Beachte in diesem Modul definierte Metadaten
echo-textflows
@flow is normally a number, or "footnote"
echo-import-xhtml
The xhtml modules are part of the Jing distribution:
- Relax NG Homepage
- Thai Open Source: Relax NG, xhtml modules
- Jing and Trang at Google Code
- xhtml modules in our local copy of the Jing distribution: basic-table.rng, list.rng, attribs.rng, datatypes.rng
The original rng files can be converted into the Relax NG compact syntax using Trang. Oxygen offers a GUI for this conversion.
Diese Module übernehmen wir dann ohne weitere Änderungen. Alle Anpassungen werden in echo-import-xhtml gemacht.
xhtml-basic-table
We ignore Block.class in xhtml-basic-table: The following lines replace
"Block.class |= table" in xhtml-basic-table
echo.float.class |= xhtml.table echo.anchor.types |= "table"
xhtml-list
We ignore Block.class in xhtml-list: The following lines replace
"List.class = ul | ol | dl",
"Block.class |= List.class"
echo.float.class |= xhtml.ul | xhtml.ol | xhtml.dl echo.anchor.types |= "ul" | "ol" | "dl"

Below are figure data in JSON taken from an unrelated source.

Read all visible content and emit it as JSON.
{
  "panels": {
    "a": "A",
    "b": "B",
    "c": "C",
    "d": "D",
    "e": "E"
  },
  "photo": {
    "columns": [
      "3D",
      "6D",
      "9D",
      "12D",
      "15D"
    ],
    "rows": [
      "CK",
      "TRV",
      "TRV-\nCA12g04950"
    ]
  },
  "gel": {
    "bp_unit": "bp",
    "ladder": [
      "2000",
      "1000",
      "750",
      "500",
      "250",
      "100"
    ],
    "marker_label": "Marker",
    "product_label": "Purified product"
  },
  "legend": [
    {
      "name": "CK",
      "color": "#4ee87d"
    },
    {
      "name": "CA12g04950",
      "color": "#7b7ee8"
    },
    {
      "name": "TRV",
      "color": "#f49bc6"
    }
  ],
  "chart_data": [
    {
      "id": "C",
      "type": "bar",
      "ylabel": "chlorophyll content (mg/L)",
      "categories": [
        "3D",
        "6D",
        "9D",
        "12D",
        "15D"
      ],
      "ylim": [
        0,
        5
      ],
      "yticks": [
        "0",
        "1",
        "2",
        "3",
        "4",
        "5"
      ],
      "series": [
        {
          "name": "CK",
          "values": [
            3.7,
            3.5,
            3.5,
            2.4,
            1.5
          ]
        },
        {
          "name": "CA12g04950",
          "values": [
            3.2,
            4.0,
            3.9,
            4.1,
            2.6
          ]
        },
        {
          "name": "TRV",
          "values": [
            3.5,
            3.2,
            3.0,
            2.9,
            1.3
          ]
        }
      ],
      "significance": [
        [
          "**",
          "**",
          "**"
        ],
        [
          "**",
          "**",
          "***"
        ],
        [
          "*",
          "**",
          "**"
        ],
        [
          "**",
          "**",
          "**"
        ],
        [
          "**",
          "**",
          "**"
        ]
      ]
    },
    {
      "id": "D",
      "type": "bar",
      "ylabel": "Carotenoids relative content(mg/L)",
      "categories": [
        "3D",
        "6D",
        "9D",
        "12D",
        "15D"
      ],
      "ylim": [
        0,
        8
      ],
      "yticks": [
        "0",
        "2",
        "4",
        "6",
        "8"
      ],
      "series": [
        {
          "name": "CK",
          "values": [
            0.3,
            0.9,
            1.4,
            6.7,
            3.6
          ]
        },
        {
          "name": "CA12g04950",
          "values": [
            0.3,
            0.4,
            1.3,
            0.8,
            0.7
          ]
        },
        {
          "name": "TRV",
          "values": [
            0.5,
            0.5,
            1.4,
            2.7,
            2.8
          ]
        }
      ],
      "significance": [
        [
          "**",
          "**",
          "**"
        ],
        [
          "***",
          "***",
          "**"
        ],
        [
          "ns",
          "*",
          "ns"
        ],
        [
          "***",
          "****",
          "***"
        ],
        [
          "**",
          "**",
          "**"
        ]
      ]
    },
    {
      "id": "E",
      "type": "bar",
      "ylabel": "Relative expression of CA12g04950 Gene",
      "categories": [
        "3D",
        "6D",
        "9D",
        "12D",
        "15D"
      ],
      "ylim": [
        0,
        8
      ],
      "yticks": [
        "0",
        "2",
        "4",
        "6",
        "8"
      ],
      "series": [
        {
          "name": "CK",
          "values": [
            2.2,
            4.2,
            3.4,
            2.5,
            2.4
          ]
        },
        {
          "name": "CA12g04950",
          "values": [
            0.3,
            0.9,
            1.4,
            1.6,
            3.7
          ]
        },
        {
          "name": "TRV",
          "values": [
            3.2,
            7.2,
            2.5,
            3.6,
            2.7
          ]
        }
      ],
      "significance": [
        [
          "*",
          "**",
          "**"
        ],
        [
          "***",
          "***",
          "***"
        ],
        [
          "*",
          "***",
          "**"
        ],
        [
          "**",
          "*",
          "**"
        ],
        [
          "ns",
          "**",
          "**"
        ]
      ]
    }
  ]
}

Note that xhtml:ul, xhtml:ol, xhtml:dl do not correspond to <ul>, <ol>, <dl> in the DESpecs!
xhtml-attribs
We use the following xhtml elements: table, caption, tr, th, td; dl, dt, dd; ol, ul, li. All these elements have Common.attrib (th and td via Cell.attrib). xml:lang and class are already in Common.attrib, and we add xml:id { xsd:NCName } to it (however, Common.attrib already includes the attribute id { xsd:ID })
xhtml-datatypes
xhtml-text
Dieses Modul wird nicht importiert. Stattdessen werden Inline.model und Flow.model durch echo.flexible.content ersetzt:
- Inline.model = echo.flexible.content
- Flow.model = echo.flexible.content
ursprüngliche Definitionen:
- Inline.model = (text | Inline.class)*
- Block.mix = Block.class
- Block.model = Block.mix+
- Flow.model = (text | Inline.class | Block.class)*
echo-import-mathml
Note: Simple mathematical terms, i.e. numbers and variables, are marked using echo.num and echo.var (defined in echo-mathematics).
mml.math.content erlaubt beliebige Elemente <mml:*> innerhalb von <mml:math>.
This placeholder code above is good enough for the moment. We simply assume that the MathML parts are well-formed. This is plausible since the MathML code is created from a LaTeX formula by a MathML-converter.
In addition, Oxygen seems to have a separate validation engine for MathML.